We’ve moved in January this year to another location in our small village in Spain… and once again, though we are just a stone’s throw from houses (on hills) which have fibre, there is no chance of having a pylon fitted to get broadband – and so we continue to use 5G. Angled correctly, the 5G router (which merely feeds a normal router which has WiFi7 WiFi). It has taken 3 months+ but I finally have a hardwired connection into my office (from where I’m typing this blog entry).

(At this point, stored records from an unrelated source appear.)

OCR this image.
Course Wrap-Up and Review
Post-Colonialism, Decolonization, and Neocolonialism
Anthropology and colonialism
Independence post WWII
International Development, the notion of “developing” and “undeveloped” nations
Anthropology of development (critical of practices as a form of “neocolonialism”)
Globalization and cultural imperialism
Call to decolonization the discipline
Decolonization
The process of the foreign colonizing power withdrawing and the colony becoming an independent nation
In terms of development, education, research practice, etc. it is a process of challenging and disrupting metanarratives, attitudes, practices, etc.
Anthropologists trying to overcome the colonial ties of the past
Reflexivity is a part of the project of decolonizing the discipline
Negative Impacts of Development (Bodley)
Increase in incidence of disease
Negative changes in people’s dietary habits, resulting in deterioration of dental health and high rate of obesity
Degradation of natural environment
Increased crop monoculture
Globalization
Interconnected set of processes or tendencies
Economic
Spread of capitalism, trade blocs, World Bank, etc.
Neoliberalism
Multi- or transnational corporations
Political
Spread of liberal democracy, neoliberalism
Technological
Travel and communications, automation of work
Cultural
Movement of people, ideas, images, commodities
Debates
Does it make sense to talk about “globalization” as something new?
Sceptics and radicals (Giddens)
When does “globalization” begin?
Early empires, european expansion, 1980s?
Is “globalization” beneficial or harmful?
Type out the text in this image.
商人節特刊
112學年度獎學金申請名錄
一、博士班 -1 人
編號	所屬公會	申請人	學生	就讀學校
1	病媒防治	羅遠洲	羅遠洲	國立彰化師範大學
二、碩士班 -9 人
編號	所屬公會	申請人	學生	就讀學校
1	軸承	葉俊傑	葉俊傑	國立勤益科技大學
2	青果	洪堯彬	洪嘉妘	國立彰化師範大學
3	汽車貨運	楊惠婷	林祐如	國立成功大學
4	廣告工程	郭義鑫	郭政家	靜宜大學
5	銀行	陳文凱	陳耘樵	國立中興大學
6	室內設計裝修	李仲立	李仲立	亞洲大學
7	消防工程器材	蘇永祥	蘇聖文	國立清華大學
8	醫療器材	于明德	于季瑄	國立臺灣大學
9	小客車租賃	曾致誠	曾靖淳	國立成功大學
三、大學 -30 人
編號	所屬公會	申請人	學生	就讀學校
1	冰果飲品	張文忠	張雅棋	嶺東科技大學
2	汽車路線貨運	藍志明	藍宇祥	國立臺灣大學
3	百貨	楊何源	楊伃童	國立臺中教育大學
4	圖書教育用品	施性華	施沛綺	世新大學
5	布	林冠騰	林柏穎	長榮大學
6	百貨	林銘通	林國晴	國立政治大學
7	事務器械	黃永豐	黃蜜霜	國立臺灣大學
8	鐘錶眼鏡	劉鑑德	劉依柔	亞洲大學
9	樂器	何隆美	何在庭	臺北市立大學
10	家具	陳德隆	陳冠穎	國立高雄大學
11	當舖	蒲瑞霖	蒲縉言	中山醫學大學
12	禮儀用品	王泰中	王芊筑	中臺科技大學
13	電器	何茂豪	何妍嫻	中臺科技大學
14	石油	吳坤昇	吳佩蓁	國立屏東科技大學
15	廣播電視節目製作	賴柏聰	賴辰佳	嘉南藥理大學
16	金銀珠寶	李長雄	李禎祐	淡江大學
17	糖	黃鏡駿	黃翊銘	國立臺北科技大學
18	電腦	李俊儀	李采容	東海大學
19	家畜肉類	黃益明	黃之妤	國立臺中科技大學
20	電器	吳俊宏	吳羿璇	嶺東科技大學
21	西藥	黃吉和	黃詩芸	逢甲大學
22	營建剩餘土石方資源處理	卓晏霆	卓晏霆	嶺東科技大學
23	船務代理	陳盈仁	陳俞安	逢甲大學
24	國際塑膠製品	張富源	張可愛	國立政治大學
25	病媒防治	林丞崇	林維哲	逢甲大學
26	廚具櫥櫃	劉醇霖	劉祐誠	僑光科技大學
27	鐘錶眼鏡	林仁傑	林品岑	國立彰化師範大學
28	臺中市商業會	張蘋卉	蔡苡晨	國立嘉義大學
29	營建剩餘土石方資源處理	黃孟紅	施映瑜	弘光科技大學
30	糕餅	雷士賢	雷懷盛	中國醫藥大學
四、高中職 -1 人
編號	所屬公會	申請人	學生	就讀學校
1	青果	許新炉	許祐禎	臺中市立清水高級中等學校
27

It helps that we are line of sight to the 5G mast in the middle of the village to get up to 800 Mbps. I recently realised that as I use the same 5G company for my phone and router, they offer better deals if you have 2 or more SIMs. For 2 SIMs every month I pay around €16 for utterly unlimited data in both cases. That’s not unlimited data with a Fair Use Policy, its unlimited – full stop.

Digi 5G

It’s always tempting to look at Starlink because the 5g Mast is not without its problems…. every now and then the village loses power and of course the Mast loses power with it. Starlink is quite cheap for the bottom end domestic version in Spain at around €29 a month, with no up front hardware costs – but bear in mind what they call “free” hardware is Wi-Fi only so you don’t get a router with an Ethernet connection output. You just get a Wi-Fi connection output – I’d be prepared to be it is NOT WiFi 7. Unless you live in a very tiny home, you’re going to have to buy an official adapter so that you can put extenders (or routers) around the house. I need at least three routers in my cave-home.

Right now Starlink have a special offer on three months at €10 a month, then back to the normal €29, which is quite reasonable. All of that sounds good until you look at the speeds. Starlink offers typically around a hundred megabits per second at the lowest rate but then when I look into it more deeply, you are looking at between 30 and 60 megabits per second upload, which is not so good. In fact it is not really good at all. If, like me, you produce the odd video to go to YouTube or you want to send (as against receive) some high-speed data, well forget it at that rate. I’m typically getting up to 800Mbps download and 60-80Mbps upload speeds.

It seems that Starlink are working on this with a view to symmetrical data, same speed up, same speed down, but it hasn’t happened yet. I suspect it will happen in America long before it happens here.